Second was school choice. School choice is not a bad concept until you look at the economics of it. If you, as an individual, have school choice and everyone else doesn’t, it works out quite well. But, if everyone has choice it makes your local school too expensive to run. We would end up paying for the students to go out of district and then if the high school were to remain, the cost per student would rise proportionately. This cost hasn’t even been considered. It is more likely that the remaining high school would have to cut programs so drastically that it wouldn’t survive.
Third, the petition was promoted as a way to return to those wonderful days of yesteryear. Having a K through 12 system in Whitingham was a great system when we had 200 high school students and before Act 60. Times have changed. With 55 students and Act 60, the possibility isn’t even remotely feasible.

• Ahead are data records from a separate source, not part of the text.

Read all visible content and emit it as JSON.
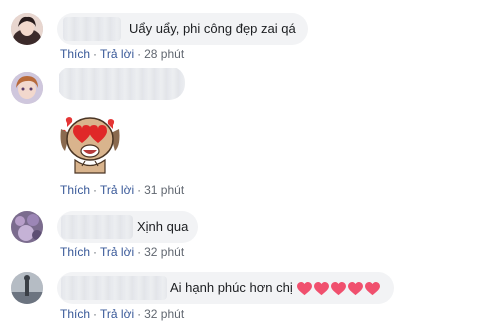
{
  "comments": [
    {
      "text": "Uẩy uẩy, phi công đẹp zai qá",
      "actions": {
        "like": "Thích",
        "reply": "Trả lời",
        "time": "28 phút"
      }
    },
    {
      "text": "",
      "sticker": "dog-heart-eyes-sticker",
      "actions": {
        "like": "Thích",
        "reply": "Trả lời",
        "time": "31 phút"
      }
    },
    {
      "text": "Xịnh qua",
      "actions": {
        "like": "Thích",
        "reply": "Trả lời",
        "time": "32 phút"
      }
    },
    {
      "text": "Ai hạnh phúc hơn chị",
      "emoji": "heart-emoji x5",
      "actions": {
        "like": "Thích",
        "reply": "Trả lời",
        "time": "32 phút"
      }
    }
  ],
  "colors": {
    "link": "#385898",
    "muted": "#616770",
    "bubble": "#f2f3f5",
    "heart": "#f0506e"
  },
  "separator": "·"
}
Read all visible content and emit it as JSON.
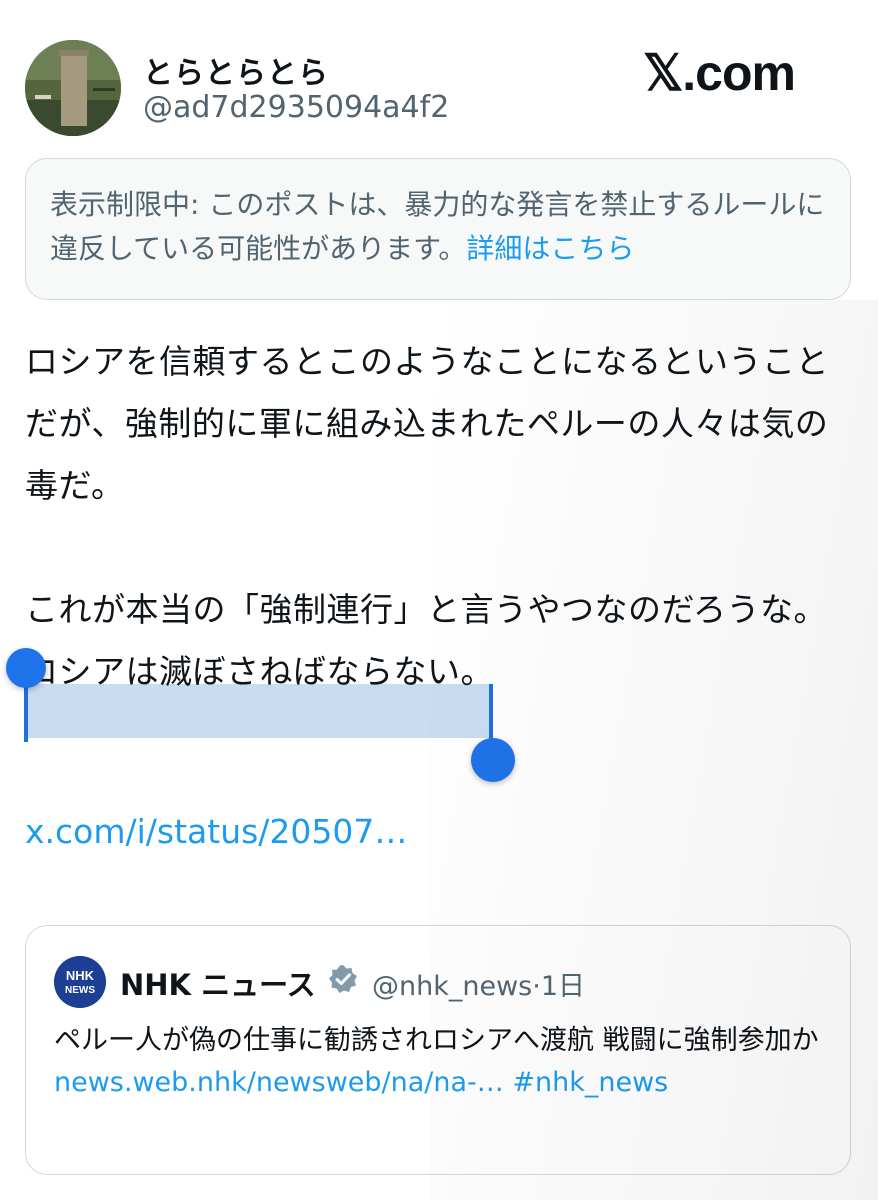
{
  "header": {
    "display_name": "とらとらとら",
    "handle": "@ad7d2935094a4f2",
    "brand": "𝕏.com"
  },
  "notice": {
    "text": "表示制限中: このポストは、暴力的な発言を禁止するルールに違反している可能性があります。",
    "link": "詳細はこちら"
  },
  "post": {
    "paragraph1": "ロシアを信頼するとこのようなことになるということだが、強制的に軍に組み込まれたペルーの人々は気の毒だ。",
    "paragraph2": "これが本当の「強制連行」と言うやつなのだろうな。",
    "selected_line": "ロシアは滅ぼさねばならない。",
    "link": "x.com/i/status/20507…"
  },
  "quote": {
    "avatar_label": "NHK\nNEWS",
    "avatar_text_top": "NHK",
    "avatar_text_bottom": "NEWS",
    "name": "NHK ニュース",
    "handle": "@nhk_news",
    "separator": "·",
    "time": "1日",
    "text": "ペルー人が偽の仕事に勧誘されロシアへ渡航 戦闘に強制参加か",
    "link": "news.web.nhk/newsweb/na/na-…",
    "hashtag": "#nhk_news"
  },
  "colors": {
    "link_blue": "#1d9bf0",
    "selection": "#c8dcf2",
    "handle_blue": "#1e73e8",
    "secondary_text": "#536471"
  }
}
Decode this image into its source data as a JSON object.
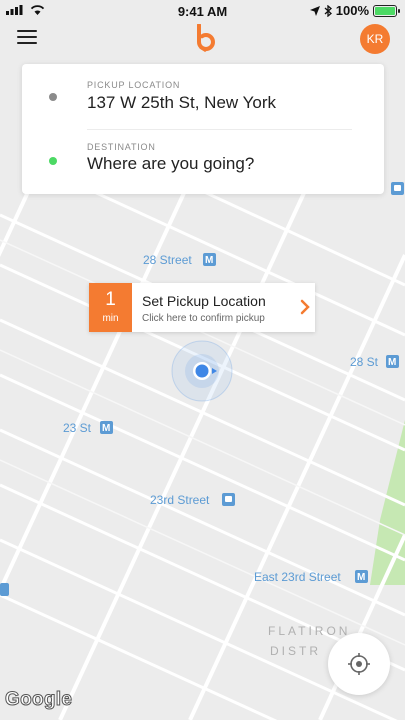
{
  "status_bar": {
    "time": "9:41 AM",
    "battery_percent": "100%",
    "battery_level": 1.0
  },
  "nav": {
    "menu_icon": "hamburger-icon",
    "logo_icon": "b-logo-icon",
    "avatar_initials": "KR",
    "brand_color": "#f47b31"
  },
  "location_card": {
    "pickup": {
      "label": "PICKUP LOCATION",
      "value": "137 W 25th St, New York",
      "dot_color": "#8b8b8b"
    },
    "destination": {
      "label": "DESTINATION",
      "value": "Where are you going?",
      "dot_color": "#4cd964"
    }
  },
  "pickup_callout": {
    "eta_number": "1",
    "eta_unit": "min",
    "title": "Set Pickup Location",
    "subtitle": "Click here to confirm pickup",
    "chevron_icon": "chevron-right-icon"
  },
  "map": {
    "labels": [
      {
        "text": "28 Street",
        "kind": "subway"
      },
      {
        "text": "28 St",
        "kind": "subway"
      },
      {
        "text": "23 St",
        "kind": "subway"
      },
      {
        "text": "23rd Street",
        "kind": "path"
      },
      {
        "text": "East 23rd Street",
        "kind": "subway"
      },
      {
        "text": "FLATIRON",
        "kind": "district"
      },
      {
        "text": "DISTR",
        "kind": "district"
      }
    ],
    "attribution": "Google",
    "recenter_icon": "crosshair-icon",
    "location_marker_icon": "location-arrow-icon"
  },
  "colors": {
    "map_bg": "#ececec",
    "road": "#ffffff",
    "park": "#c6e8b3",
    "transit_label": "#5c9bd4",
    "accent": "#f47b31"
  }
}
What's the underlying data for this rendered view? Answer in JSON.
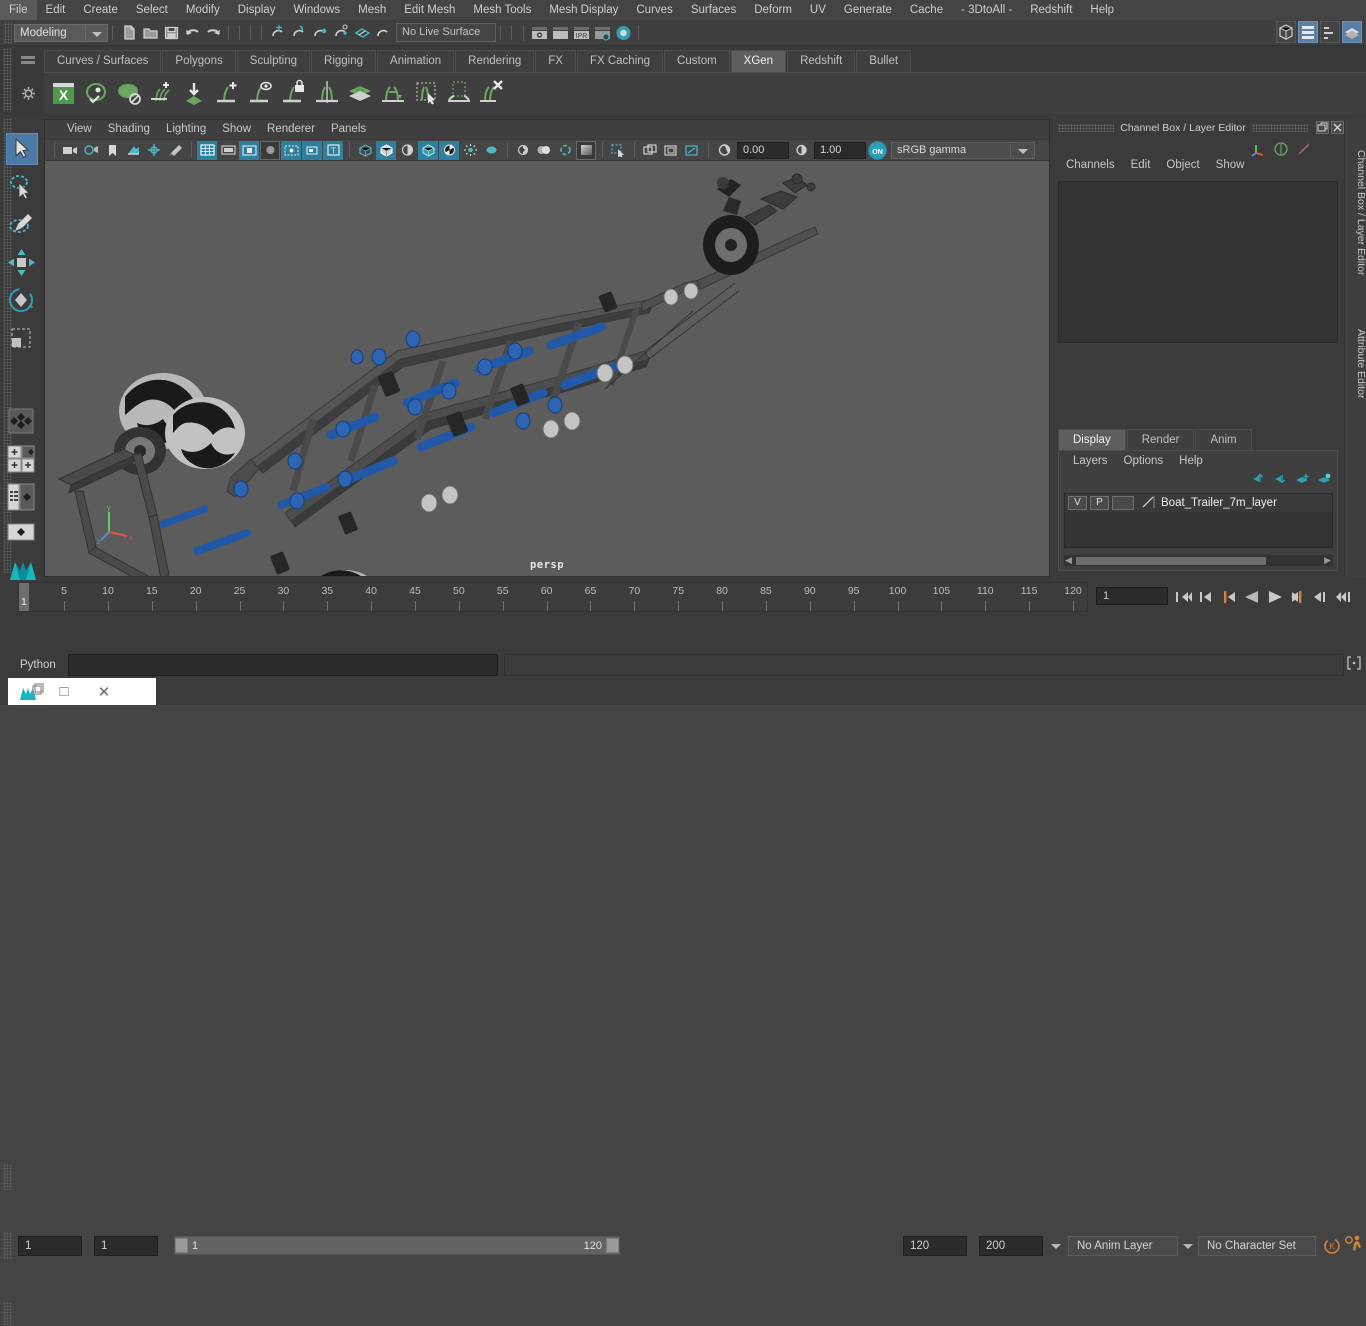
{
  "app": {
    "title": "Autodesk Maya",
    "menu_items": [
      "File",
      "Edit",
      "Create",
      "Select",
      "Modify",
      "Display",
      "Windows",
      "Mesh",
      "Edit Mesh",
      "Mesh Tools",
      "Mesh Display",
      "Curves",
      "Surfaces",
      "Deform",
      "UV",
      "Generate",
      "Cache",
      "- 3DtoAll -",
      "Redshift",
      "Help"
    ]
  },
  "status_line": {
    "menu_set": "Modeling",
    "live_surface": "No Live Surface",
    "icons": [
      "new-scene-icon",
      "open-scene-icon",
      "save-scene-icon",
      "undo-icon",
      "redo-icon",
      "select-by-hierarchy-icon",
      "select-by-object-icon",
      "select-by-component-icon",
      "snap-to-grid-icon",
      "snap-to-curve-icon",
      "snap-to-point-icon",
      "snap-to-projected-center-icon",
      "snap-to-view-plane-icon",
      "make-live-icon",
      "render-current-frame-icon",
      "ipr-render-icon",
      "render-settings-icon",
      "hypershade-icon"
    ],
    "right_buttons": [
      "toggle-model-panel-icon",
      "toggle-attribute-editor-icon",
      "toggle-tool-settings-icon",
      "toggle-channel-box-icon"
    ]
  },
  "shelf": {
    "tabs": [
      "Curves / Surfaces",
      "Polygons",
      "Sculpting",
      "Rigging",
      "Animation",
      "Rendering",
      "FX",
      "FX Caching",
      "Custom",
      "XGen",
      "Redshift",
      "Bullet"
    ],
    "active_tab": "XGen",
    "buttons": [
      "xgen-editor-icon",
      "xgen-preview-icon",
      "xgen-disable-preview-icon",
      "xgen-add-groom-icon",
      "xgen-import-icon",
      "xgen-add-guide-icon",
      "xgen-guide-visibility-icon",
      "xgen-lock-guide-icon",
      "xgen-mirror-guide-icon",
      "xgen-layers-icon",
      "xgen-transfer-icon",
      "xgen-select-guide-icon",
      "xgen-mask-icon",
      "xgen-delete-icon"
    ]
  },
  "toolbox": {
    "tools": [
      "select-tool",
      "lasso-select-tool",
      "paint-select-tool",
      "move-tool",
      "rotate-tool",
      "scale-tool"
    ],
    "active_tool": "select-tool",
    "layouts": [
      "single-perspective-layout",
      "four-view-layout",
      "outliner-persp-layout",
      "persp-only-layout"
    ]
  },
  "viewport": {
    "menus": [
      "View",
      "Shading",
      "Lighting",
      "Show",
      "Renderer",
      "Panels"
    ],
    "camera_label": "persp",
    "exposure": "0.00",
    "gamma": "1.00",
    "color_management": "sRGB gamma",
    "cm_toggle": "ON",
    "toolbar_icons": [
      "select-camera-icon",
      "camera-attributes-icon",
      "bookmark-icon",
      "image-plane-icon",
      "two-d-pan-zoom-icon",
      "grease-pencil-icon",
      "grid-toggle-icon",
      "film-gate-icon",
      "resolution-gate-icon",
      "gate-mask-icon",
      "xray-joints-icon",
      "xray-icon",
      "texture-border-icon",
      "wireframe-icon",
      "smooth-shade-icon",
      "shaded-wireframe-icon",
      "textured-icon",
      "use-all-lights-icon",
      "shadows-icon",
      "ao-icon",
      "motion-blur-icon",
      "multisample-icon",
      "depth-peeling-icon",
      "isolate-select-icon",
      "display-layer-icon",
      "grid-display-icon",
      "viewport-snapshot-icon"
    ],
    "model": "Boat trailer 3D model"
  },
  "right_panel": {
    "title": "Channel Box / Layer Editor",
    "window_buttons": [
      "undock-icon",
      "close-icon"
    ],
    "channel_menus": [
      "Channels",
      "Edit",
      "Object",
      "Show"
    ],
    "mini_icons": [
      "manipulator-icon",
      "no-manipulator-icon",
      "speed-icon"
    ],
    "vertical_tabs": [
      "Channel Box / Layer Editor",
      "Attribute Editor"
    ],
    "layer_tabs": [
      "Display",
      "Render",
      "Anim"
    ],
    "active_layer_tab": "Display",
    "layer_menus": [
      "Layers",
      "Options",
      "Help"
    ],
    "layer_toolbar_icons": [
      "move-layer-up-icon",
      "move-layer-down-icon",
      "new-layer-icon",
      "new-layer-from-selected-icon"
    ],
    "layers": [
      {
        "visibility": "V",
        "playback": "P",
        "shading": "",
        "name": "Boat_Trailer_7m_layer"
      }
    ]
  },
  "timeline": {
    "start": 1,
    "end": 120,
    "tick_step": 5,
    "labels": [
      5,
      10,
      15,
      20,
      25,
      30,
      35,
      40,
      45,
      50,
      55,
      60,
      65,
      70,
      75,
      80,
      85,
      90,
      95,
      100,
      105,
      110,
      115,
      120
    ],
    "current_frame": "1",
    "playback_field": "1",
    "transport_buttons": [
      "go-to-start-icon",
      "step-back-keyframe-icon",
      "step-back-frame-icon",
      "play-backwards-icon",
      "play-forwards-icon",
      "step-forward-frame-icon",
      "step-forward-keyframe-icon",
      "go-to-end-icon"
    ]
  },
  "range_slider": {
    "anim_start": "1",
    "range_start": "1",
    "range_bar_start": "1",
    "range_bar_end": "120",
    "range_end": "120",
    "anim_end": "200",
    "anim_layer": "No Anim Layer",
    "character_set": "No Character Set",
    "right_icons": [
      "auto-keyframe-icon",
      "animation-preferences-icon"
    ]
  },
  "command_line": {
    "language": "Python",
    "input_value": "",
    "result_value": ""
  },
  "taskbar_overlay": {
    "icons": [
      "maya-app-icon",
      "restore-window-icon"
    ],
    "buttons": [
      "maximize-icon",
      "close-icon"
    ],
    "maximize_glyph": "□",
    "close_glyph": "✕"
  },
  "colors": {
    "accent_teal": "#2f9fb5",
    "accent_blue": "#4a7aa5",
    "shelf_green": "#6aa860",
    "orange": "#d1823c",
    "viewport_bg": "#5c5c5c",
    "model_blue": "#2a5fa8"
  }
}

Fourth, the statement has been made that by voting to end the Twin Valley School District, you will be voting to keep Whitingham’s elementary in Whitingham. This is like saying that you should divorce your spouse so you won’t have any more kids. The proposal by the facilities committee is just that, a proposal. First, this proposal needs to be further investigated to see if it makes sense. Part of that decision is seeing whether Whitingham’s parents would support the idea of sending their elementary students out of town. Second would be a period of negotiation followed by a vote of Whitingham residents. Voters would have to approve any such merger.
The Twin Valley Middle/High School was formed five years ago in order to bring an education that was superior to the one that each town was able to do on its own. Twin Valley High School has much to offer and to date in has proven very successful. Previously Whitingham and Wilmington were very limited in their high school offerings.TVHS has many more course offerings. We have managed to provide this while keeping our average yearly tax increase over those same five years to under 2.3%, saving taxpayers hundreds of thousands of dollars.
Is our high school perfect? Of course not, no school is, including the schools that are being proposed as alternatives. But, we have a good solid start and our high school continues to improve each year.
One of the chief reasons that one parent promoting the breakup has cited was that the curriculum was not to her liking. This same parent has never approached either the Twin Valley administration or the school board with her concerns.
It seems to me that one’s efforts, especially as a school board member, would be best spent working to improve our school system rather than tearing it apart.